The possibility did exist, though. The beginning depicts Feda’s commanding officer Lt. Adams (Bill Zasadil) walking in on her in the shower just as it appears her period starts. I think this is what’s happening as blood runs down her leg, but that’s not what freaks him out. It’s instead just the sound of a woman’s voice. But even though Hughes apparently ignores what he introduced, its presence made me believe this would be about a woman in the military showing these men that she’s their equal. Something like her period occurs and she’s unfazed—strength in the face of adversity. Instead it’s merely the first point of unrealized potential, a forgotten detail included for no reason but to hit us over the head that she’s female.
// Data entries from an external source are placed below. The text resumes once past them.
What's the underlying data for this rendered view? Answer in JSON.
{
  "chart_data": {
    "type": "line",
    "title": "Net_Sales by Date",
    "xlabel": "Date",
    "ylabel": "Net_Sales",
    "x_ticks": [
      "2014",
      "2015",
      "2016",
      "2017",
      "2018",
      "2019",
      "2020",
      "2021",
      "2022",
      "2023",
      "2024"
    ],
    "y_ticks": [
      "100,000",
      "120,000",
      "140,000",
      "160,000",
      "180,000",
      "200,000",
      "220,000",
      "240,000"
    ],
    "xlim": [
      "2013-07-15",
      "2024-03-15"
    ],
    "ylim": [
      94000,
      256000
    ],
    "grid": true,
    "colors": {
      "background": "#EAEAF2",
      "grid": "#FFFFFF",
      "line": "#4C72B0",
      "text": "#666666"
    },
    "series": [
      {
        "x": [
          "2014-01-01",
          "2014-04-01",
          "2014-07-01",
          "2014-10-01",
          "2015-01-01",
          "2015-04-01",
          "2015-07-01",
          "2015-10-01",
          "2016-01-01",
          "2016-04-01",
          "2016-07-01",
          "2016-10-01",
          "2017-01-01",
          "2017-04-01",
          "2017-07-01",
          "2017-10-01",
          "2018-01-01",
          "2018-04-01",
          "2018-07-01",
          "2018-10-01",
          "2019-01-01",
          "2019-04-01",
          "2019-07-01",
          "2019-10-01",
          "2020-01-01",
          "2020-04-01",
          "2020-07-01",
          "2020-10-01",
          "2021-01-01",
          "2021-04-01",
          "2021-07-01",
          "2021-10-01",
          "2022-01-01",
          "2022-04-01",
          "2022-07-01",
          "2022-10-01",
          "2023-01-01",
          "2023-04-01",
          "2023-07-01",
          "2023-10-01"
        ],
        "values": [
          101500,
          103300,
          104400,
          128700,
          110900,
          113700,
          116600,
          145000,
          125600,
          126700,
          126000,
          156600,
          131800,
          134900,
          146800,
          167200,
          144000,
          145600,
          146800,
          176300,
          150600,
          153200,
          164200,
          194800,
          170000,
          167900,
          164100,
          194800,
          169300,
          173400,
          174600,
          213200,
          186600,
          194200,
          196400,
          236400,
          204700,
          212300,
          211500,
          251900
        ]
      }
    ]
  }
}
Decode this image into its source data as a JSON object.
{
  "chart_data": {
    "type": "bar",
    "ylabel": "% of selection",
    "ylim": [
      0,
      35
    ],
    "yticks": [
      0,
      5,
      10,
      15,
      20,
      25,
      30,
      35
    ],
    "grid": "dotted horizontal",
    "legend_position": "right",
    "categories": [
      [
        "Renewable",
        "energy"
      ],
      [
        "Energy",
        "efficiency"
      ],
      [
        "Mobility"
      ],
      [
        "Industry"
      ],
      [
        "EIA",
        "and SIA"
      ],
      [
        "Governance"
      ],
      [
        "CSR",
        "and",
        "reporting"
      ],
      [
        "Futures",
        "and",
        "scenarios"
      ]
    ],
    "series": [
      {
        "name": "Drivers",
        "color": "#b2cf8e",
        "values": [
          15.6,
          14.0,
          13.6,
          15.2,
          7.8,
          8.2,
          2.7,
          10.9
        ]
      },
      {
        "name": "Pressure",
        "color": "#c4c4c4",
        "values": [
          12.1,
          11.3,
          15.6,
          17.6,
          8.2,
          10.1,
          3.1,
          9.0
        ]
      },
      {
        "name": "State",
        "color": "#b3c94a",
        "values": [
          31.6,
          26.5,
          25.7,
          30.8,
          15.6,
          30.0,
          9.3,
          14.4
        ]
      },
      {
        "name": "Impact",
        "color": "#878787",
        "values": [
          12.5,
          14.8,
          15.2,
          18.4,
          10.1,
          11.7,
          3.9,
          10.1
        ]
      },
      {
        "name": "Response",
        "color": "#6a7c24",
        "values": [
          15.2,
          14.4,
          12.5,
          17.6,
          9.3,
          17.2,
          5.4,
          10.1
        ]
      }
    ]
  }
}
We literally learn nothing else. Who’s Dr. Nasir (Navid Negahban) and why does Adams need an interpreter on their latest trip when he appears to speak Arabic and English? Why does Nasir sometimes speak tell Feda in English what to tell someone inches away in Arabic when he could himself? It made me think that she didn’t need to be there except that the story contains a pregnant woman falling to induce the irregular birth of a sideways baby while Muslim customs prevent Nasir from entering the room to help. There are so many contrivances that it’s hard to take anything at face value. Every action and every revelation ultimately becomes rendered fictitious MacGuffins to put Feda’s maternal instincts front and center. No more, no less.